Dateline: New York—It's probably safe to say that cracking down on drunk driving won't be a campaign issue for Brian Karst. Karst, who is running as an independent candidate for the Common Council of Oneida, N.Y., was arrested last Friday for DWI--twice. Karst, 43, was arrested and ticketed for numerous traffic violations by a sheriff's deputy after a field sobriety test revealed his blood alcohol content was 0.14 percent, nearly twice the legal limit. Less that three hours later, after being released from jail to a third party, the exact same officer pulled Karst over--driving the exact same car as before. This time, Karst's blood alcohol level was 0.11--still over the legal limit of 0.08. According to police records, Karst was also arrested for drunk driving on Sept. 9. So far, Karst says he will remain in the Council race.
Dateline: Florida—School officials in Lake County have confirmed that a substitute teacher has been terminated and banned from teaching after ripping an insulin pump off a diabetic student's leg after mistaking it for a mobile phone.

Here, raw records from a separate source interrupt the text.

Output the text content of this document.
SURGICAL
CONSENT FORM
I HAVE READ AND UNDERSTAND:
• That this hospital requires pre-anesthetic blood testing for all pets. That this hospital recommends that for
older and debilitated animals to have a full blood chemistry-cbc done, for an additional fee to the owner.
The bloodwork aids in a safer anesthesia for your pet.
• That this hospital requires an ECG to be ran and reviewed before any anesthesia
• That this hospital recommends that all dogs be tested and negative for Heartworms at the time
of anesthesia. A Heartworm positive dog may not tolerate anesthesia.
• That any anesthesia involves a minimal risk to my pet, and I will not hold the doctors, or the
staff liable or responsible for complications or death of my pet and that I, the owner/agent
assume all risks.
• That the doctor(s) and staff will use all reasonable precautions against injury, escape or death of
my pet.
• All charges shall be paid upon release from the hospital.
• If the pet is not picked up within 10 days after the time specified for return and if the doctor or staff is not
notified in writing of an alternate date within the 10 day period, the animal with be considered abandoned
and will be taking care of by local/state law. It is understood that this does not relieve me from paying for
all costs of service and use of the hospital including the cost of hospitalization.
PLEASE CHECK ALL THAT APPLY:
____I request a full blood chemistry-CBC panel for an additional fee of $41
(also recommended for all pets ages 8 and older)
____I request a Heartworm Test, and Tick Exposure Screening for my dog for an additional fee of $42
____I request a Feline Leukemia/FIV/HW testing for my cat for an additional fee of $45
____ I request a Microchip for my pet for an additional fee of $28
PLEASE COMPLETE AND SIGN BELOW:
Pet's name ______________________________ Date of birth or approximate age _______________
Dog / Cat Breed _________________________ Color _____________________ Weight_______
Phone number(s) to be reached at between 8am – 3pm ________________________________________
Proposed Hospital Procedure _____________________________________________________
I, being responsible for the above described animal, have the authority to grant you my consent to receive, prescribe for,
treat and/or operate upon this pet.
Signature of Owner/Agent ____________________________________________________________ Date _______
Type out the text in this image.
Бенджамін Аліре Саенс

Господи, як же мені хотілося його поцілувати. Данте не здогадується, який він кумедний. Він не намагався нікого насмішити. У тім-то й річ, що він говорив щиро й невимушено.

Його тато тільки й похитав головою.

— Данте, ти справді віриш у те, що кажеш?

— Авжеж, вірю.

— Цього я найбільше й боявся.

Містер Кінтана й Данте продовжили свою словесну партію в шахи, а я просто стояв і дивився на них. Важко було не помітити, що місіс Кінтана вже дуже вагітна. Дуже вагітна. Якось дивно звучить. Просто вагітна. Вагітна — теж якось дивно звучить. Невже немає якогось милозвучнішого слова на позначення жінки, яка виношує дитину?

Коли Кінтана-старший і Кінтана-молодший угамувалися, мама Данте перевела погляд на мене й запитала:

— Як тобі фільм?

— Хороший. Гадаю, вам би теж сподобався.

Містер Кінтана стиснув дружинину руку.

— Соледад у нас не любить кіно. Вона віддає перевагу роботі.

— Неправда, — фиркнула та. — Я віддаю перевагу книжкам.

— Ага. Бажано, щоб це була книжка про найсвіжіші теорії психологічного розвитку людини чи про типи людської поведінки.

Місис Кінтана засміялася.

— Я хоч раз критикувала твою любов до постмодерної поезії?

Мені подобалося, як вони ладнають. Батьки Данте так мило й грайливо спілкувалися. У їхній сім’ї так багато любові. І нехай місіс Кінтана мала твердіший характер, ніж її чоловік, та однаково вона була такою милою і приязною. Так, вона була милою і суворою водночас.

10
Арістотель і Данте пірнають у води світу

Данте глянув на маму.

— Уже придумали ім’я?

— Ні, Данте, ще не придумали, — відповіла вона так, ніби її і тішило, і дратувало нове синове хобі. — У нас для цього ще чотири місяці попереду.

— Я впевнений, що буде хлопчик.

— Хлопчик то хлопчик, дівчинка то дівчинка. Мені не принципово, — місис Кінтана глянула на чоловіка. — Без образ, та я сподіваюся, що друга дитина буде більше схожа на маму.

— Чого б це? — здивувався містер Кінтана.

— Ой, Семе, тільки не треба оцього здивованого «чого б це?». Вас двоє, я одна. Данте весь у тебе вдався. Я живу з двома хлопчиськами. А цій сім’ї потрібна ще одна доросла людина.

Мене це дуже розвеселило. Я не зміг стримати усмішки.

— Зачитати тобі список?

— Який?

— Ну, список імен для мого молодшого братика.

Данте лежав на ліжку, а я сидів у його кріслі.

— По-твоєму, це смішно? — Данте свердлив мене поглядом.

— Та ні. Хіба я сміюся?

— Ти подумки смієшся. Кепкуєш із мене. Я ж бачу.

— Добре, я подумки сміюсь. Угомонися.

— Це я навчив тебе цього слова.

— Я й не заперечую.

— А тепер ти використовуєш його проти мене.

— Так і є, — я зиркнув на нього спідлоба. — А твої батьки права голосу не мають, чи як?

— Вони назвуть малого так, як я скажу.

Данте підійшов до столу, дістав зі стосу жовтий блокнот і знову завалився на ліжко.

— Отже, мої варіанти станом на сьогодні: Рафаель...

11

Clifton Hassam, a ninth-grade student at East Ridge High School, told officials that his insulin pump--which regulates his blood sugar level--began beeping in class last Friday. Before he could turn it off, 51-year-old teacher Richard Maline, ripped it from the teenager's leg, detaching the tube that fed insulin to him. Hassam went to the school's clinic and had the tube reinserted. The Lake County Sheriff's Office is investigating the incident and trying to determine if there was any criminal intent.